"Sì, a condizione che": il prezzo del silenzio secondo Aigi
C'è un passaggio nell'ultima intervista del presidente di Aigi, Nicola Convertino, che merita di essere letto per intero, perché dice più di mille comunicati. Rimprovera alla politica locale di aver detto "no a tutto", quando si sarebbe dovuto ragionare in termini di "sì, a condizione che": sì alla nave rigassificatrice, a condizione che il gas sia gratis per la città; sì alla continuità produttiva, a condizione che le case più compromesse di Tamburi vengano trasferite altrove, magari in villette, con l'area liberata trasformata in un parco.
Proviamo a chiamarlo con il suo nome: non è una proposta, è un prezzo di riscatto. Gas gratis e villette in cambio del silenzio su una servitù industriale che dura da settant'anni.
Un'analisi pubblicata da CosmoPolis, firmata da una specialista di economia ambientale, smonta l'idea con gli strumenti della disciplina: il gas gratis non rende gratuita un'esternalità. Per sapere cosa si sta davvero "compensando" bisognerebbe prima stimare quanto valgono un anno di vita perso, una comunità sradicata, un ecosistema compromesso — e nessuno lo ha mai fatto. E soprattutto: chi ha stabilito che la somma di tutto questo equivalga al costo di qualche metro cubo di gas? Nessuno. Anche l'idea delle "villette" cade sotto lo stesso ragionamento: una casa non è solo metri quadrati, è vicinato, radici, memoria — cose che nessun trasferimento compensa davvero. La domanda che pone l'articolo è la più tagliente di tutte: stiamo compensando un danno, o stiamo solo spostando altrove chi lo subisce?

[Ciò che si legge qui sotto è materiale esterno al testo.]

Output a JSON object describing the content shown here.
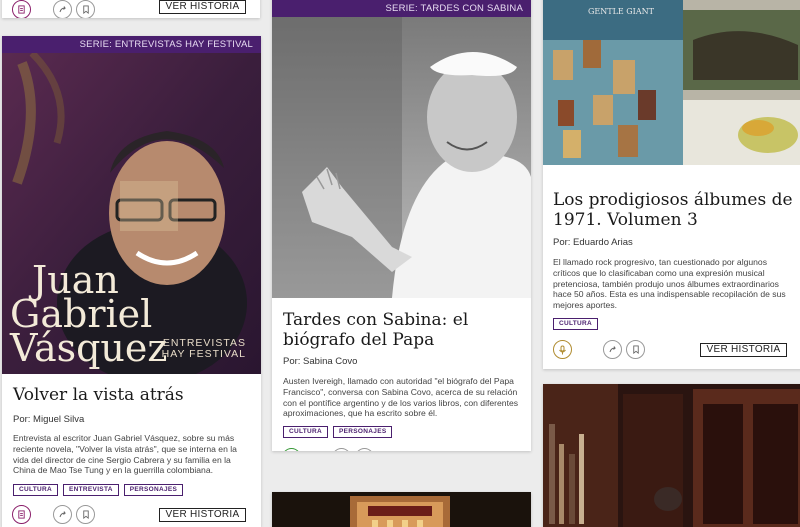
{
  "ver_historia": "VER HISTORIA",
  "cards": {
    "vasquez": {
      "series": "SERIE: ENTREVISTAS HAY FESTIVAL",
      "image_text": {
        "name_line1": "Juan",
        "name_line2": "Gabriel",
        "name_line3": "Vásquez",
        "sub1": "ENTREVISTAS",
        "sub2": "HAY FESTIVAL"
      },
      "title": "Volver la vista atrás",
      "byline": "Por: Miguel Silva",
      "summary": "Entrevista al escritor Juan Gabriel Vásquez, sobre su más reciente novela, \"Volver la vista atrás\", que se interna en la vida del director de cine Sergio Cabrera y su familia en la China de Mao Tse Tung y en la guerrilla colombiana.",
      "tags": [
        "CULTURA",
        "ENTREVISTA",
        "PERSONAJES"
      ]
    },
    "sabina": {
      "series": "SERIE: TARDES CON SABINA",
      "title": "Tardes con Sabina: el biógrafo del Papa",
      "byline": "Por: Sabina Covo",
      "summary": "Austen Ivereigh, llamado con autoridad \"el biógrafo del Papa Francisco\", conversa con Sabina Covo, acerca de su relación con el pontífice argentino y de los varios libros, con diferentes aproximaciones, que ha escrito sobre él.",
      "tags": [
        "CULTURA",
        "PERSONAJES"
      ]
    },
    "albums": {
      "title": "Los prodigiosos álbumes de 1971. Volumen 3",
      "byline": "Por: Eduardo Arias",
      "summary": "El llamado rock progresivo, tan cuestionado por algunos críticos que lo clasificaban como una expresión musical pretenciosa, también produjo unos álbumes extraordinarios hace 50 años. Esta es una indispensable recopilación de sus mejores aportes.",
      "tags": [
        "CULTURA"
      ],
      "album_text": "GENTLE GIANT"
    }
  },
  "colors": {
    "brand": "#4a1f6e",
    "accent": "#8a1f6a",
    "video": "#3a9a3a",
    "audio": "#b08c30"
  }
}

E c'è un secondo fronte, forse ancora più scomodo per chi lo solleva. L'associazione Liberi e Pensanti ha posto una domanda diretta agli imprenditori dell'indotto: dopo quattordici anni di crisi, perché non siete riusciti a reinventarvi e a diversificare la vostra attività, per tutelare voi stessi e i vostri lavoratori? Accusate la politica di non aver saputo riconvertire una fabbrica mastodontica — giusto, ed è vero. Ma quanto siete simili, in questo, a chi accusate?
Il commento più duro arrivato in queste ore chiede senza mezzi termini se questo sia il livello del dibattito pubblico a Taranto — a metà tra ignoranza e cinismo, di fronte a un'associazione che, secondo chi scrive, sta ormai sfidando l'intera città "sputando in faccia alla città, ai suoi malati e morti".

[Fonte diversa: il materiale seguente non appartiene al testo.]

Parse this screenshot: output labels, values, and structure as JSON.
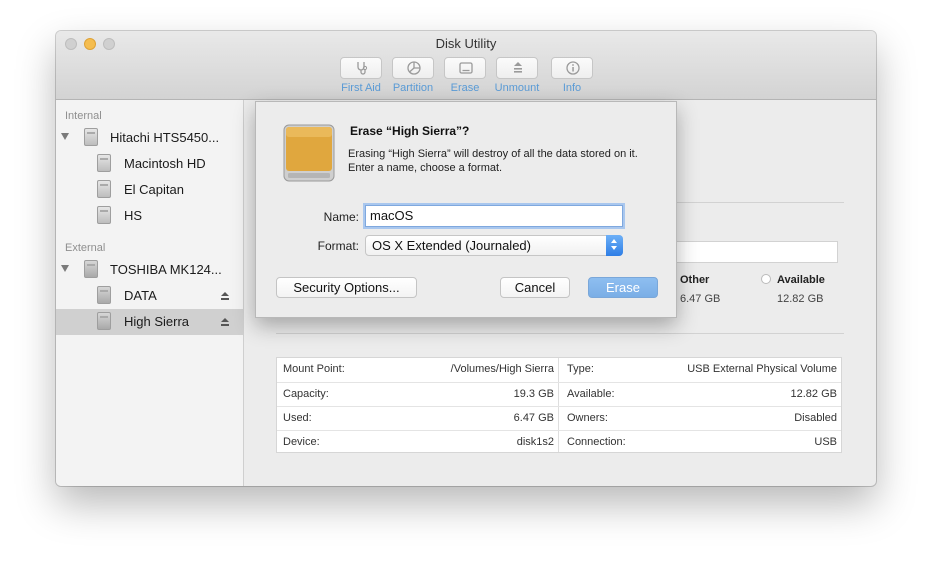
{
  "window": {
    "title": "Disk Utility"
  },
  "toolbar": {
    "items": [
      {
        "label": "First Aid",
        "icon": "stethoscope-icon"
      },
      {
        "label": "Partition",
        "icon": "pie-icon"
      },
      {
        "label": "Erase",
        "icon": "erase-icon"
      },
      {
        "label": "Unmount",
        "icon": "unmount-icon"
      },
      {
        "label": "Info",
        "icon": "info-icon"
      }
    ]
  },
  "sidebar": {
    "internal_header": "Internal",
    "external_header": "External",
    "internal": [
      {
        "label": "Hitachi HTS5450...",
        "level": 0
      },
      {
        "label": "Macintosh HD",
        "level": 1
      },
      {
        "label": "El Capitan",
        "level": 1
      },
      {
        "label": "HS",
        "level": 1
      }
    ],
    "external": [
      {
        "label": "TOSHIBA MK124...",
        "level": 0
      },
      {
        "label": "DATA",
        "level": 1
      },
      {
        "label": "High Sierra",
        "level": 1,
        "selected": true
      }
    ]
  },
  "main": {
    "partial_letter": "d",
    "usage": {
      "other_label": "Other",
      "other_value": "6.47 GB",
      "available_label": "Available",
      "available_value": "12.82 GB"
    },
    "info": {
      "left": [
        {
          "label": "Mount Point:",
          "value": "/Volumes/High Sierra"
        },
        {
          "label": "Capacity:",
          "value": "19.3 GB"
        },
        {
          "label": "Used:",
          "value": "6.47 GB"
        },
        {
          "label": "Device:",
          "value": "disk1s2"
        }
      ],
      "right": [
        {
          "label": "Type:",
          "value": "USB External Physical Volume"
        },
        {
          "label": "Available:",
          "value": "12.82 GB"
        },
        {
          "label": "Owners:",
          "value": "Disabled"
        },
        {
          "label": "Connection:",
          "value": "USB"
        }
      ]
    }
  },
  "dialog": {
    "title": "Erase “High Sierra”?",
    "description": "Erasing “High Sierra” will destroy of all the data stored on it. Enter a name, choose a format.",
    "name_label": "Name:",
    "name_value": "macOS",
    "format_label": "Format:",
    "format_value": "OS X Extended (Journaled)",
    "security_button": "Security Options...",
    "cancel_button": "Cancel",
    "erase_button": "Erase"
  },
  "colors": {
    "accent": "#5a9bd6",
    "erase_button": "#7aaee6",
    "disk_orange": "#e0a73e"
  }
}
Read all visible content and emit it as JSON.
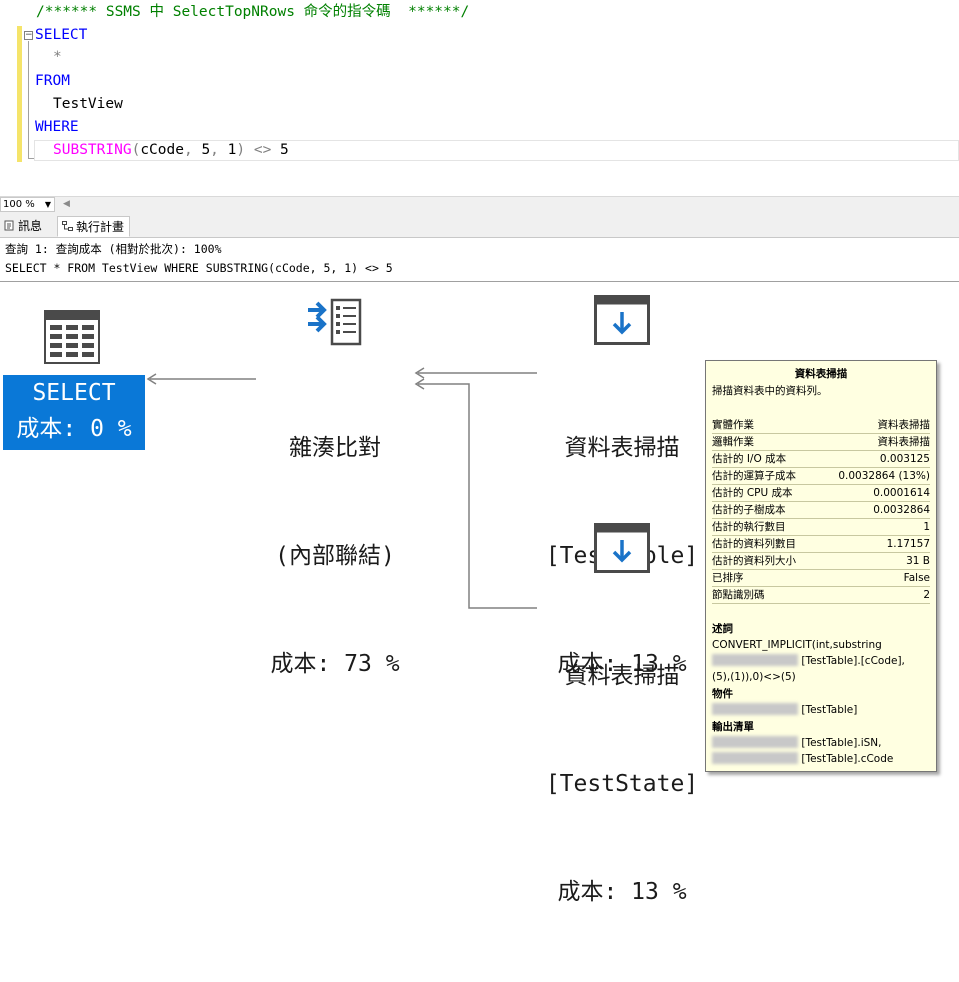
{
  "editor": {
    "comment": "/****** SSMS 中 SelectTopNRows 命令的指令碼  ******/",
    "lines": {
      "select": "SELECT",
      "star": "*",
      "from": "FROM",
      "table": "TestView",
      "where": "WHERE",
      "substring_fn": "SUBSTRING",
      "paren_open": "(",
      "arg1": "cCode",
      "comma1": ",",
      "arg2": "5",
      "comma2": ",",
      "arg3": "1",
      "paren_close": ")",
      "op": "<>",
      "rhs": "5"
    }
  },
  "zoom": {
    "value": "100 %"
  },
  "tabs": [
    {
      "label": "訊息",
      "icon": "messages-icon"
    },
    {
      "label": "執行計畫",
      "icon": "execution-plan-icon"
    }
  ],
  "query": {
    "header": "查詢 1: 查詢成本 (相對於批次): 100%",
    "sql": "SELECT * FROM TestView WHERE SUBSTRING(cCode, 5, 1) <> 5"
  },
  "plan": {
    "select_node": {
      "name": "SELECT",
      "cost": "成本: 0 %",
      "icon": "select-result-icon"
    },
    "join_node": {
      "name": "雜湊比對",
      "sub": "(內部聯結)",
      "cost": "成本: 73 %",
      "icon": "hash-match-icon"
    },
    "scan_node_1": {
      "name": "資料表掃描",
      "object": "[TestTable]",
      "cost": "成本: 13 %",
      "icon": "table-scan-icon"
    },
    "scan_node_2": {
      "name": "資料表掃描",
      "object": "[TestState]",
      "cost": "成本: 13 %",
      "icon": "table-scan-icon"
    }
  },
  "tooltip": {
    "title": "資料表掃描",
    "description": "掃描資料表中的資料列。",
    "rows": [
      {
        "key": "實體作業",
        "value": "資料表掃描"
      },
      {
        "key": "邏輯作業",
        "value": "資料表掃描"
      },
      {
        "key": "估計的 I/O 成本",
        "value": "0.003125"
      },
      {
        "key": "估計的運算子成本",
        "value": "0.0032864 (13%)"
      },
      {
        "key": "估計的 CPU 成本",
        "value": "0.0001614"
      },
      {
        "key": "估計的子樹成本",
        "value": "0.0032864"
      },
      {
        "key": "估計的執行數目",
        "value": "1"
      },
      {
        "key": "估計的資料列數目",
        "value": "1.17157"
      },
      {
        "key": "估計的資料列大小",
        "value": "31 B"
      },
      {
        "key": "已排序",
        "value": "False"
      },
      {
        "key": "節點識別碼",
        "value": "2"
      }
    ],
    "predicate_label": "述詞",
    "predicate_line1": "CONVERT_IMPLICIT(int,substring",
    "predicate_line2": "[TestTable].[cCode],",
    "predicate_line3": "(5),(1)),0)<>(5)",
    "object_label": "物件",
    "object_value": "[TestTable]",
    "output_label": "輸出清單",
    "output_line1": "[TestTable].iSN,",
    "output_line2": "[TestTable].cCode"
  }
}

Un applauso, sinceramente, alla creatività: proporre una villetta a chi ha già dato polmoni, aspettativa di vita e un quartiere intero, e chiamarla "condizione", non elemosina. Complimenti anche per l'onestà involontaria — perché offrire una casa nuova altrove, invece di bonificare quella che c'è, significa una cosa sola: nemmeno chi lo propone crede che quell'area si possa rendere vivibile. E se non ci crede lui, che ne difende la continuità a oltranza, perché dovremmo crederci noi?
Va bene, giochiamo pure con la sua stessa logica: sì alla continuità produttiva, a condizione che l'articolo 9 della Costituzione — quello sulle generazioni future — venga rispettato per davvero, non aggirato con un conguaglio in bolletta. A condizione che qualcuno faccia, una volta, il conto vero di quanto Taranto ha già pagato. Vediamo se questo tipo di "condizione che" trova lo stesso entusiasmo con cui è stata accolta l'idea del gas gratis.
Chi propone di comprare un quartiere con una villetta non sta negoziando. Sta certificando, con le proprie parole, che quel quartiere non è più considerato un posto dove si possa vivere. Almeno abbia il coraggio di dirlo chiaro, invece di infilarlo tra le righe di un'intervista come fosse una gentile concessione.
Fonti:
CosmoPolis, "Compensazioni senza costo sociale: l'errore economico nel futuro industriale di Taranto", Gladys Spiliopoulos, 6 settembre 2026;
Policy Maker, intervista a Nicola Convertino.